Gary Shilling’s Commentary From Last Weekend’s Altegris Hedge Fund Conference

Courtesy of our good friend (and now intrepid roving reporter) Jonathan Lederer, here’s an exclusive scoop on Gary Shilling’s commentary from last week’s Altegris/John Mauldin Hedge Fund Conference in La Jolla.

1) Deleveraging has barely begun and will last for many more years due to the huge growth in credit since the 50s

2) He still thinks deflation is the outcome

3) Federal budget deficits will stay in the trillions for many years or else unemployment will spike back up and politicians won’t stand for that

4) Savings rates will rise back up to double digits; they came down since the mid 80’s due to people feeling better about their stock market equity and home equity, but the stock market and housing declines killed people and now they have to start saving again, especially with unemployment staying high and baby boomers unprepared for retirement

5) Fed hasn’t influenced the real economy at all

6) Money supply and velocity are still low

7) He said he thinks stocks went up when the fed eased due to pavlovian response of accommodative fed is good for stocks (not overly convincing IMO – JL)

8) House prices will fall another 20% before the market returns to equilibrium

9) He likes the apartment sector

10) High oil is a tax, not inflation with high unemployment and excess capacity

11) He thinks there are parallels between today and revolutions in 1848

12) Weaker US consumers will hurt Japanese exporters which could turn their trade surpluses negative and then create problems given their high sovereign debt levels and declining savings rates due to the older populations. He’s bearish on Japan long-term.

13) Commodity prices are going to come down because of a hard landing in China. He said the bubble has already started to break

14) The Chinese citizens have had little choice except to invest their high level of savings into property because real rates are negative at banks and they can’t put their money offshore. This property bubble will end badly he thinks because of inevitably higher rates given food price inflation there.
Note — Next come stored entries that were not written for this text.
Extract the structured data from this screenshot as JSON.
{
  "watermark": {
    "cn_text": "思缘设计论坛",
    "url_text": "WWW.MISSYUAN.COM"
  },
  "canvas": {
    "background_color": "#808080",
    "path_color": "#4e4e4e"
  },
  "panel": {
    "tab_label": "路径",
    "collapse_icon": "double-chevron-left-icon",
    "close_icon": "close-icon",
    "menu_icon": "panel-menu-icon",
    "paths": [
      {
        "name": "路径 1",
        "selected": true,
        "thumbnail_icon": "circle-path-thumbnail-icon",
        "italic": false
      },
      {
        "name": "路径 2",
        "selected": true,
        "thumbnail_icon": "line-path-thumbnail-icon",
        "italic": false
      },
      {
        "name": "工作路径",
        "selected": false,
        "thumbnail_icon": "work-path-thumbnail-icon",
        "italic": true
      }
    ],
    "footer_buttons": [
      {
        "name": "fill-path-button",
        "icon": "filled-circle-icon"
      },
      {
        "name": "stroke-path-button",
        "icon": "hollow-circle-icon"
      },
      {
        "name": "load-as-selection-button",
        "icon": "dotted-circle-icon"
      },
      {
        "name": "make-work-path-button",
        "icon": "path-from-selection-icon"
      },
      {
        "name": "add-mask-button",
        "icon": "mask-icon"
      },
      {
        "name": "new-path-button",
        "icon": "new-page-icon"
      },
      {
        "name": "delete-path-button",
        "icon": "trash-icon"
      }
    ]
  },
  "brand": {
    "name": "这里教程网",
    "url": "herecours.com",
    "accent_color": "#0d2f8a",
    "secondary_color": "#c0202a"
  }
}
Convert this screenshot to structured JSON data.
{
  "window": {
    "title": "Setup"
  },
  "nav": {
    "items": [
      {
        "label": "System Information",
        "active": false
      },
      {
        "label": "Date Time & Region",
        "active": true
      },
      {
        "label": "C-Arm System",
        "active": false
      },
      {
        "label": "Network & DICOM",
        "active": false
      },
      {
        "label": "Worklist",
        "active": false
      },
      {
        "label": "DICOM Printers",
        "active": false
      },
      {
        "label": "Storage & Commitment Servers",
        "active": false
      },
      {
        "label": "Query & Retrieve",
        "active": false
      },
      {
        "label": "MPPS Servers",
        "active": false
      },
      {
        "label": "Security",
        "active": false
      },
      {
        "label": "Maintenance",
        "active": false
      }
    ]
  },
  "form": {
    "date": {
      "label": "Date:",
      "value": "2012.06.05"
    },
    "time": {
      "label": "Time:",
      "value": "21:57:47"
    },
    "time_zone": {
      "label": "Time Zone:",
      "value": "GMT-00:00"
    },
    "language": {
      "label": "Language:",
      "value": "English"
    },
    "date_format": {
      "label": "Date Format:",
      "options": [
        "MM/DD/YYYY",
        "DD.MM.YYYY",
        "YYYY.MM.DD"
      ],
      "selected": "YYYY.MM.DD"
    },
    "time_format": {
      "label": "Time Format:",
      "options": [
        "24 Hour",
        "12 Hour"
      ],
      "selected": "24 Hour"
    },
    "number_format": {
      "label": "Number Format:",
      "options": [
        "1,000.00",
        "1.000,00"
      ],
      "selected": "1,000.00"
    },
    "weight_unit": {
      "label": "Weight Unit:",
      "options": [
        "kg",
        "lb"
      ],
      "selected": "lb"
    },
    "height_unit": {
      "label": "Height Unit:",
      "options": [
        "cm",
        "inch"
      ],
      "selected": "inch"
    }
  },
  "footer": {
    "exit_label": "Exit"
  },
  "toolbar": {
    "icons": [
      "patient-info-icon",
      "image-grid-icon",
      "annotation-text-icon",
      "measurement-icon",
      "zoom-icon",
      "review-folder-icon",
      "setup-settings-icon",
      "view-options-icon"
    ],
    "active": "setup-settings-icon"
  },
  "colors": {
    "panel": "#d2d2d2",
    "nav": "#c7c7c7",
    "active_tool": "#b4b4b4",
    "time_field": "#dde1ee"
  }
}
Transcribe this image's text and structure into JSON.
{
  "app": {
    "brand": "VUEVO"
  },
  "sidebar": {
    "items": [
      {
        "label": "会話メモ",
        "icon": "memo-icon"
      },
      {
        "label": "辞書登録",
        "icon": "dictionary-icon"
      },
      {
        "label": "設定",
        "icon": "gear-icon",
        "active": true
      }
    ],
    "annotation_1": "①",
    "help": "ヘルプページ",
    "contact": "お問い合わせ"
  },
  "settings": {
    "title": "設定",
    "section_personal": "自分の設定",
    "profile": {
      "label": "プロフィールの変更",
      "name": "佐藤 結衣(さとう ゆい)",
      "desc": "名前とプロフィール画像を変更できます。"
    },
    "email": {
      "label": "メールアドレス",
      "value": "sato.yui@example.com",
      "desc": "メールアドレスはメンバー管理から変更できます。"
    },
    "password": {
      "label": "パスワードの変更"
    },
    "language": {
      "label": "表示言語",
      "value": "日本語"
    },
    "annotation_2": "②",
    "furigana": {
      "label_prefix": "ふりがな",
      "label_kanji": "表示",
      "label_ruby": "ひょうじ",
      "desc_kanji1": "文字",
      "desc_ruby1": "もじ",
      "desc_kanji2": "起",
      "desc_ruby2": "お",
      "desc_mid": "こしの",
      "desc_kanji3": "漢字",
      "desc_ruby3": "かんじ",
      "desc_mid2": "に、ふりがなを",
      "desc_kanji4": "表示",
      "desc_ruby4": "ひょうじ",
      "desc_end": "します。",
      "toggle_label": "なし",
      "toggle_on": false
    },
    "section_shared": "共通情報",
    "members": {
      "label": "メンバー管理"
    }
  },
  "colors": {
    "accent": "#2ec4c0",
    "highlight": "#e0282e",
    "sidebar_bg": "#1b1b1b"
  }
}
15) Buy Treasuries, the dollar, income producing securities, and North American energy, sell banks, junk bonds, emerging market stocks/bonds, commodities and CRE

16) The 30 year UST is going to 3% from 4.4%, says you could make 40% on a 30yr zero coupon bond if this happens.

JL commentary: I hate to say it, but it’s hard to dispute too much of his view.

Jonathan Lederer, CFA is President of Lederer Private Wealth Management.